Presiden Jokowi sampaikan keterangan pers di RS Dr.Saiful Anwar, Malang, Jatim, Rabu (5/10/2022)
Penulis: Christhoper Natanael Raja
TVRINews, Malang
Presiden Joko Widodo (Jokowi) menjenguk para korban Tragedi Kanjuruhan yang masih sirawat di rumah sakit. Hari ini, Rabu (5/10), Kepala Negara tiba di Rumah Sakit Dr. Saiful Anwar, Malang, sekitar pukul 13.07 WIB.
Jokowi akan memberikan santunan kepada para korban atau keluarga korban sebesar Rp50 juta, yang akan segera dibagikan dalam waktu dekat. Selain itu, ia juga mengunjungi ahli waris korban Tragedi Kanjuruhan.

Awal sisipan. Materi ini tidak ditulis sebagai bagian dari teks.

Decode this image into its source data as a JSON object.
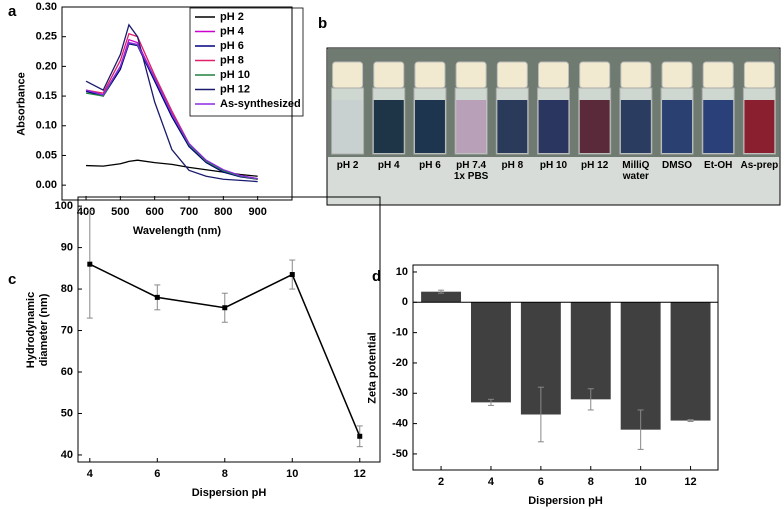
{
  "chart_data": [
    {
      "type": "line",
      "panel": "a",
      "x_label": "Wavelength (nm)",
      "y_label": "Absorbance",
      "x": [
        400,
        450,
        500,
        525,
        550,
        600,
        650,
        700,
        750,
        800,
        850,
        900
      ],
      "series": [
        {
          "name": "pH 2",
          "color": "#000000",
          "values": [
            0.033,
            0.032,
            0.036,
            0.04,
            0.042,
            0.038,
            0.035,
            0.03,
            0.026,
            0.022,
            0.018,
            0.015
          ]
        },
        {
          "name": "pH 4",
          "color": "#cc00cc",
          "values": [
            0.16,
            0.152,
            0.2,
            0.245,
            0.24,
            0.18,
            0.12,
            0.07,
            0.04,
            0.025,
            0.015,
            0.01
          ]
        },
        {
          "name": "pH 6",
          "color": "#000080",
          "values": [
            0.158,
            0.15,
            0.195,
            0.238,
            0.235,
            0.175,
            0.115,
            0.065,
            0.038,
            0.022,
            0.014,
            0.01
          ]
        },
        {
          "name": "pH 8",
          "color": "#e0206a",
          "values": [
            0.16,
            0.155,
            0.21,
            0.255,
            0.25,
            0.185,
            0.125,
            0.07,
            0.04,
            0.025,
            0.016,
            0.011
          ]
        },
        {
          "name": "pH 10",
          "color": "#208040",
          "values": [
            0.155,
            0.15,
            0.2,
            0.24,
            0.236,
            0.18,
            0.12,
            0.068,
            0.04,
            0.024,
            0.015,
            0.01
          ]
        },
        {
          "name": "pH 12",
          "color": "#1a1a6e",
          "values": [
            0.175,
            0.16,
            0.22,
            0.27,
            0.25,
            0.14,
            0.06,
            0.025,
            0.015,
            0.01,
            0.008,
            0.006
          ]
        },
        {
          "name": "As-synthesized",
          "color": "#8a2be2",
          "values": [
            0.16,
            0.152,
            0.2,
            0.24,
            0.237,
            0.18,
            0.12,
            0.07,
            0.042,
            0.026,
            0.016,
            0.011
          ]
        }
      ],
      "xlim": [
        330,
        1000
      ],
      "xticks": [
        400,
        500,
        600,
        700,
        800,
        900
      ],
      "ylim": [
        -0.025,
        0.3
      ],
      "yticks": [
        {
          "value": 0,
          "label": "0.00"
        },
        {
          "value": 0.05,
          "label": "0.05"
        },
        {
          "value": 0.1,
          "label": "0.10"
        },
        {
          "value": 0.15,
          "label": "0.15"
        },
        {
          "value": 0.2,
          "label": "0.20"
        },
        {
          "value": 0.25,
          "label": "0.25"
        },
        {
          "value": 0.3,
          "label": "0.30"
        }
      ],
      "legend": "upper right"
    },
    {
      "type": "image",
      "panel": "b",
      "categories": [
        "pH 2",
        "pH 4",
        "pH 6",
        "pH 7.4\n1x PBS",
        "pH 8",
        "pH 10",
        "pH 12",
        "MilliQ\nwater",
        "DMSO",
        "Et-OH",
        "As-prep"
      ],
      "colors": [
        "#c8d0d0",
        "#1e3548",
        "#1e3550",
        "#b8a0b8",
        "#2a3a5a",
        "#2a3560",
        "#5a2a3a",
        "#2a3d60",
        "#2a4070",
        "#2a4078",
        "#8a1f30"
      ]
    },
    {
      "type": "line",
      "panel": "c",
      "x_label": "Dispersion pH",
      "y_label": "Hydrodynamic\ndiameter (nm)",
      "x": [
        4,
        6,
        8,
        10,
        12
      ],
      "values": [
        86,
        78,
        75.5,
        83.5,
        44.5
      ],
      "errors": [
        13,
        3,
        3.5,
        3.5,
        2.5
      ],
      "color": "#000000",
      "xlim": [
        3.65,
        12.6
      ],
      "xticks": [
        4,
        6,
        8,
        10,
        12
      ],
      "ylim": [
        38.3,
        102.2
      ],
      "yticks": [
        40,
        50,
        60,
        70,
        80,
        90,
        100
      ]
    },
    {
      "type": "bar",
      "panel": "d",
      "x_label": "Dispersion pH",
      "y_label": "Zeta potential",
      "x": [
        2,
        4,
        6,
        8,
        10,
        12
      ],
      "values": [
        3.5,
        -33,
        -37,
        -32,
        -42,
        -39
      ],
      "errors": [
        0.5,
        1,
        9,
        3.5,
        6.5,
        0.3
      ],
      "color": "#404040",
      "xlim": [
        0.875,
        13.1
      ],
      "xticks": [
        2,
        4,
        6,
        8,
        10,
        12
      ],
      "ylim": [
        -55.3,
        12.3
      ],
      "yticks": [
        10,
        0,
        -10,
        -20,
        -30,
        -40,
        -50
      ]
    }
  ]
}
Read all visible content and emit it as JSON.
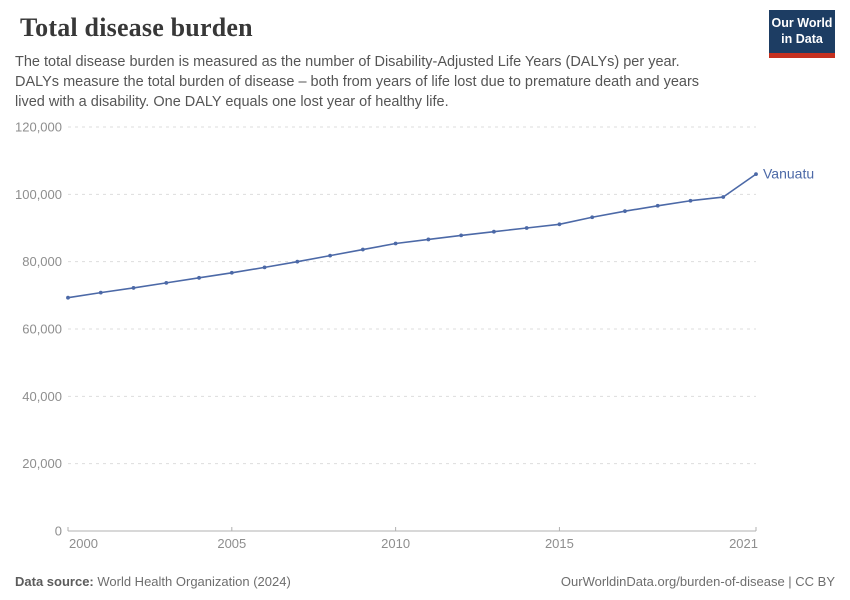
{
  "header": {
    "title": "Total disease burden",
    "subtitle_lines": [
      "The total disease burden is measured as the number of Disability-Adjusted Life Years (DALYs) per year.",
      "DALYs measure the total burden of disease – both from years of life lost due to premature death and years",
      "lived with a disability. One DALY equals one lost year of healthy life."
    ],
    "logo": {
      "line1": "Our World",
      "line2": "in Data"
    }
  },
  "chart_data": {
    "type": "line",
    "title": "Total disease burden",
    "entity": "Vanuatu",
    "x": [
      2000,
      2001,
      2002,
      2003,
      2004,
      2005,
      2006,
      2007,
      2008,
      2009,
      2010,
      2011,
      2012,
      2013,
      2014,
      2015,
      2016,
      2017,
      2018,
      2019,
      2020,
      2021
    ],
    "series": [
      {
        "name": "Vanuatu",
        "color": "#4c69a7",
        "values": [
          69300,
          70800,
          72200,
          73700,
          75200,
          76700,
          78300,
          80000,
          81800,
          83600,
          85400,
          86600,
          87800,
          88900,
          90000,
          91100,
          93200,
          95000,
          96600,
          98100,
          99200,
          106000
        ]
      }
    ],
    "ylabel": "",
    "xlabel": "",
    "ylim": [
      0,
      120000
    ],
    "xlim": [
      2000,
      2021
    ],
    "grid": "dashed-horizontal",
    "legend_position": "end-of-line-label",
    "y_ticks": [
      {
        "value": 0,
        "label": "0"
      },
      {
        "value": 20000,
        "label": "20,000"
      },
      {
        "value": 40000,
        "label": "40,000"
      },
      {
        "value": 60000,
        "label": "60,000"
      },
      {
        "value": 80000,
        "label": "80,000"
      },
      {
        "value": 100000,
        "label": "100,000"
      },
      {
        "value": 120000,
        "label": "120,000"
      }
    ],
    "x_ticks": [
      {
        "value": 2000,
        "label": "2000"
      },
      {
        "value": 2005,
        "label": "2005"
      },
      {
        "value": 2010,
        "label": "2010"
      },
      {
        "value": 2015,
        "label": "2015"
      },
      {
        "value": 2021,
        "label": "2021"
      }
    ]
  },
  "colors": {
    "line": "#4c69a7",
    "end_label": "#4c69a7",
    "grid": "#dddddd",
    "axis": "#b0b0b0",
    "tick_label": "#8e8e8e",
    "logo_bg": "#1d3d63",
    "logo_stripe": "#c5301f"
  },
  "footer": {
    "source_label": "Data source:",
    "source_value": " World Health Organization (2024)",
    "link_text": "OurWorldinData.org/burden-of-disease | CC BY"
  }
}
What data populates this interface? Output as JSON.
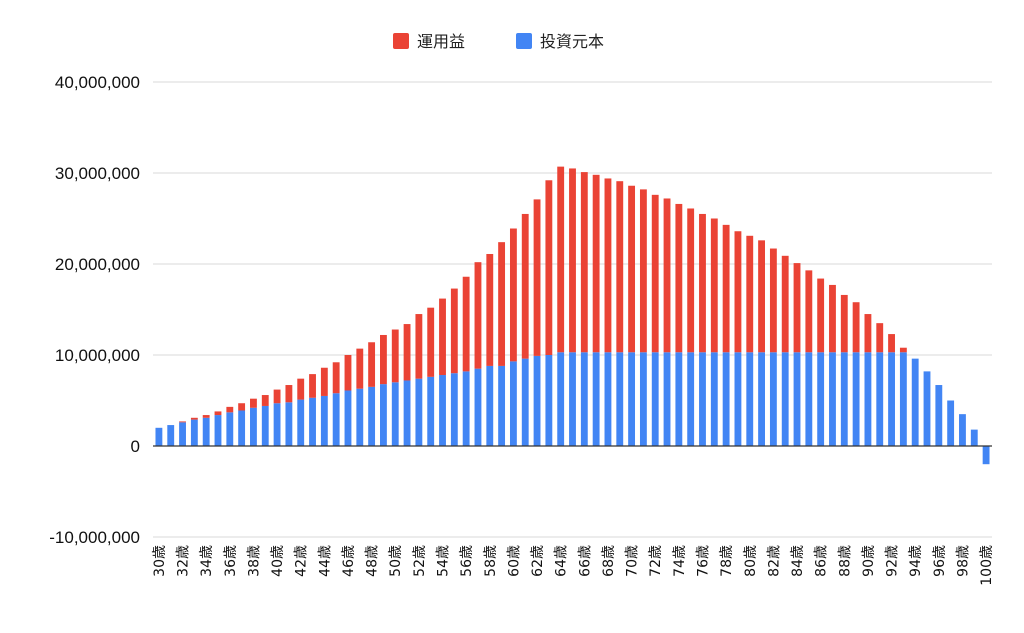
{
  "chart_data": {
    "type": "bar",
    "stacked": true,
    "title": "",
    "xlabel": "",
    "ylabel": "",
    "legend_position": "top-center",
    "grid": true,
    "ylim": [
      -10000000,
      40000000
    ],
    "yticks": [
      40000000,
      30000000,
      20000000,
      10000000,
      0,
      -10000000
    ],
    "ytick_labels": [
      "40,000,000",
      "30,000,000",
      "20,000,000",
      "10,000,000",
      "0",
      "-10,000,000"
    ],
    "categories": [
      "30歳",
      "31歳",
      "32歳",
      "33歳",
      "34歳",
      "35歳",
      "36歳",
      "37歳",
      "38歳",
      "39歳",
      "40歳",
      "41歳",
      "42歳",
      "43歳",
      "44歳",
      "45歳",
      "46歳",
      "47歳",
      "48歳",
      "49歳",
      "50歳",
      "51歳",
      "52歳",
      "53歳",
      "54歳",
      "55歳",
      "56歳",
      "57歳",
      "58歳",
      "59歳",
      "60歳",
      "61歳",
      "62歳",
      "63歳",
      "64歳",
      "65歳",
      "66歳",
      "67歳",
      "68歳",
      "69歳",
      "70歳",
      "71歳",
      "72歳",
      "73歳",
      "74歳",
      "75歳",
      "76歳",
      "77歳",
      "78歳",
      "79歳",
      "80歳",
      "81歳",
      "82歳",
      "83歳",
      "84歳",
      "85歳",
      "86歳",
      "87歳",
      "88歳",
      "89歳",
      "90歳",
      "91歳",
      "92歳",
      "93歳",
      "94歳",
      "95歳",
      "96歳",
      "97歳",
      "98歳",
      "99歳",
      "100歳"
    ],
    "series": [
      {
        "name": "運用益",
        "color": "#ea4335",
        "values": [
          0,
          0,
          100000,
          200000,
          300000,
          400000,
          600000,
          800000,
          1000000,
          1200000,
          1500000,
          1900000,
          2300000,
          2600000,
          3100000,
          3400000,
          3900000,
          4400000,
          4900000,
          5400000,
          5800000,
          6200000,
          7100000,
          7600000,
          8400000,
          9300000,
          10400000,
          11700000,
          12300000,
          13600000,
          14600000,
          15900000,
          17200000,
          19200000,
          20400000,
          20200000,
          19800000,
          19500000,
          19100000,
          18800000,
          18300000,
          17900000,
          17300000,
          16900000,
          16300000,
          15800000,
          15200000,
          14700000,
          14000000,
          13300000,
          12800000,
          12300000,
          11400000,
          10600000,
          9800000,
          9000000,
          8100000,
          7400000,
          6300000,
          5500000,
          4200000,
          3200000,
          2000000,
          500000,
          0,
          0,
          0,
          0,
          0,
          0,
          0
        ]
      },
      {
        "name": "投資元本",
        "color": "#4285f4",
        "values": [
          2000000,
          2300000,
          2600000,
          2900000,
          3100000,
          3400000,
          3700000,
          3900000,
          4200000,
          4400000,
          4700000,
          4800000,
          5100000,
          5300000,
          5500000,
          5800000,
          6100000,
          6300000,
          6500000,
          6800000,
          7000000,
          7200000,
          7400000,
          7600000,
          7800000,
          8000000,
          8200000,
          8500000,
          8800000,
          8800000,
          9300000,
          9600000,
          9900000,
          10000000,
          10300000,
          10300000,
          10300000,
          10300000,
          10300000,
          10300000,
          10300000,
          10300000,
          10300000,
          10300000,
          10300000,
          10300000,
          10300000,
          10300000,
          10300000,
          10300000,
          10300000,
          10300000,
          10300000,
          10300000,
          10300000,
          10300000,
          10300000,
          10300000,
          10300000,
          10300000,
          10300000,
          10300000,
          10300000,
          10300000,
          9600000,
          8200000,
          6700000,
          5000000,
          3500000,
          1800000,
          -2000000
        ]
      }
    ]
  }
}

Di RS Saiful Anwar, Jokowi ingin memastikan agar masyarakat mendapatkan pelayanan terbaik. Ia juga menyempatkan berbincang dengan sejumlah pasien di sana, tentang apa yang terjadi saat tragedi berlangsung.
"Saya benar-benar ingin tahu akar masalah penyebab tragedi ini. Sehingga kedepan kita bisa mendapatkan solusi terbaik. Kita sudah bentuk tim independen yang diketuai Menko Polhukam," kata Jokowi, Rabu (5/10/2022).
Setelahnya, Kepala Negara berencana untuk mengunjungi Stadion Kanjuruhan.
Baca Juga: HUT Ke-77 TNI: Presiden Jokowi Apresiasi TNI Jaga Kedaulatan Bangsa dan Negara
Atas tragedi yang menewaskan 125 orang, sebelumnya Jokowi sudah memintar agar menghentikan sementara kegiatan sepak bola nasional, sambil menunggu hasil evaluasi dan investigasi.
Usai menghadiri Upacara HUT ke-77 TNI di Istana Negara, Jakarta, Jokowi mengaku telah berbicara dengan Presiden FIFA Gianni Infantino terkait Tragedi Kanjuruhan dan Piala Dunia U-20. Terkait sanksi, Jokowi menyerahkan kewenangan sepenuhnya kepada FIFA.
"Hari Senin (3/10) malam saya telah bertelepon langsung dengan Presiden Gianni Infantino, berbicara banyak mengenai tragedi di Kanjuruhan dan juga berbicara mengenai (Piala Dunia) FIFA U-20. Tapi keputusan apapun kewenangan di FIFA," ujar Jokowi.
Sebagai informasi, Jokowi meminta agar Tim Gabungan Independen Pencari Fakta (TGIPF) bisa mengungkapkan tuntas tragedi kerusuhan di Kanjuruhan dalam waktu kurang dari sebulan. TGIPF dipimpin Menteri Koordinator Bidang Politik Hukum dan Keamanan (Menkopolhukam) Mahfud MD.